The drawing belongs to a series of six other drawings of the ruins of Egmond castle by Ruisdael of comparable format and technique, all depicting these from another angle, in the Rijksprentenkabinet, Amsterdam; the Kupferstichkabinett, Berlin; formerly in the Kunsthalle, Bremen (lost since 1945); the Groninger Museum, Groningen and the Staatsgalerie Stuttgart (Giltay, op.cit., nos. 1,2,20,27,54 and 98 respectively). Two further drawings, of different format, seem to show ruins inspired by those of Egmond, now in the Hermitage, Saint Petersburg (Giltay, op.cit., nos. 67-8). Most have a comparable monogram, which Giltay accepts as autograph. The drawings in the Rijksprentenkabinet, both from the Esdaile Collection, show similar figures around the ruins, while one includes part of the gothic bridge seen in the present lot.
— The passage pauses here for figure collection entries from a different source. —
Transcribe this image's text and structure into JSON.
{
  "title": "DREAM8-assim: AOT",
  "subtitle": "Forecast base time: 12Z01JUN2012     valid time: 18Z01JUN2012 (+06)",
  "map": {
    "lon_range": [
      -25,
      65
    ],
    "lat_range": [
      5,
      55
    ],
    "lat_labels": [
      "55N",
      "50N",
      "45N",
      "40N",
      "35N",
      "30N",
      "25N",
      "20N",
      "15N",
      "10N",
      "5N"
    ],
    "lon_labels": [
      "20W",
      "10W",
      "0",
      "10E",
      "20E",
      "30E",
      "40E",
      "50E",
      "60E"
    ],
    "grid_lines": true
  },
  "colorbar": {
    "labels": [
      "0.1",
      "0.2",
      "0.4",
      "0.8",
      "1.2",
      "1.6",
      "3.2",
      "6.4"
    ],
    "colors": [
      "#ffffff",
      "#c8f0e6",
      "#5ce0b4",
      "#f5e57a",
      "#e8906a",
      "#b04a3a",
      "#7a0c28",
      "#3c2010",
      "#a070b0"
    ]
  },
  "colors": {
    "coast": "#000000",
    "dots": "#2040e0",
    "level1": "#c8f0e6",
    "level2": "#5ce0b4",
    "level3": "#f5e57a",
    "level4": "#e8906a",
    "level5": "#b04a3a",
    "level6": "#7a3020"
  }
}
The Berlin drawing was sold along with the present lot in the Huldschinsky sale (see Provenance, lot 76, illustrated). Ruisdael used the Stuttgart study in his picture of the Jewish Cemetary with the ruins beyond in the Staatliche Kunstsammlung, Dresden (J. Rosenberg, op.cit., no. 154; S. Slive, H.R. Hoetink, Jacob van Ruisdael, exhibition catalogue, The Hague/Cambridge, Mass., 1981-2, p. 76, no. 21). Another picture with the ruins in is the Chicago Art Institute, Chicago (Slive and Hoetink, op.cit., no. 19). These pictures are generally dated circa 1655-60, and the drawings may be dated to before those years. The group of now seven drawings is topographically accurate, and it may be assumed that these were done on the spot. Ruisdael also painted views of the nearby Egmond aan Zee dated 1646 and 1648, in a Dutch private collection, the Currier Gallery of Art, Manchester, and in the Pushkin Museum, Moscow, which would confirm that he visited the area in the late 1640s.
The Egmond family is first mentioned in the year 1000. They were among the most powerful families in Holland, and played an important role in its history. Egmond Castle was inhabited by the early 13th Century, probably by Wouter van Egmond (died 1208). It was possibly ruined in 1315, but restored by Jan I van Egmond (died 1369), and extended afterwards. Jan III of Egmond (1438-1516) became Stadholder of Holland in 1486 and was made Count of Egmond by Emperor Maximilian of Austria in Brussels. He further restored and extended the castle, creating what was known as 'the most beautiful castle of Holland' at the time. His descendant Lamoraal van Egmond (1522-1568) was the richest man in Holland after Willem of Orange, and married Sabina of Bavaria, whose portrait was engraved by Goltzius. During the war with Spain, the Spanish occupied the castle, and it was burnt down in 1574 by order of the Prince of Orange to prevent them from using it again. Lamoraal II van Egmond, living there in 1595-1605, restored only parts. The state of the ruin depicted in Ruisdael's drawings is reflected in those of Roelant Roghman (see also lot 91 in this sale), who depicted the ruins in 1646/7 including the tower shown in the present drawing (H.W.M. van der Wyck and J.W. Niemeijer, De Kasteeltekeningen van Roelant Roghman, I, Alphen aan den Rijn, 1989/90, pp. 65-8, nos. 45-8). Decay continued until 1722, when a descendant restored parts of it, but in 1793 the ruins were sold for demolition, and in 1832 the last parts were pulled down. In 1933 the first excavations revealed the fragments which are now still to be seen.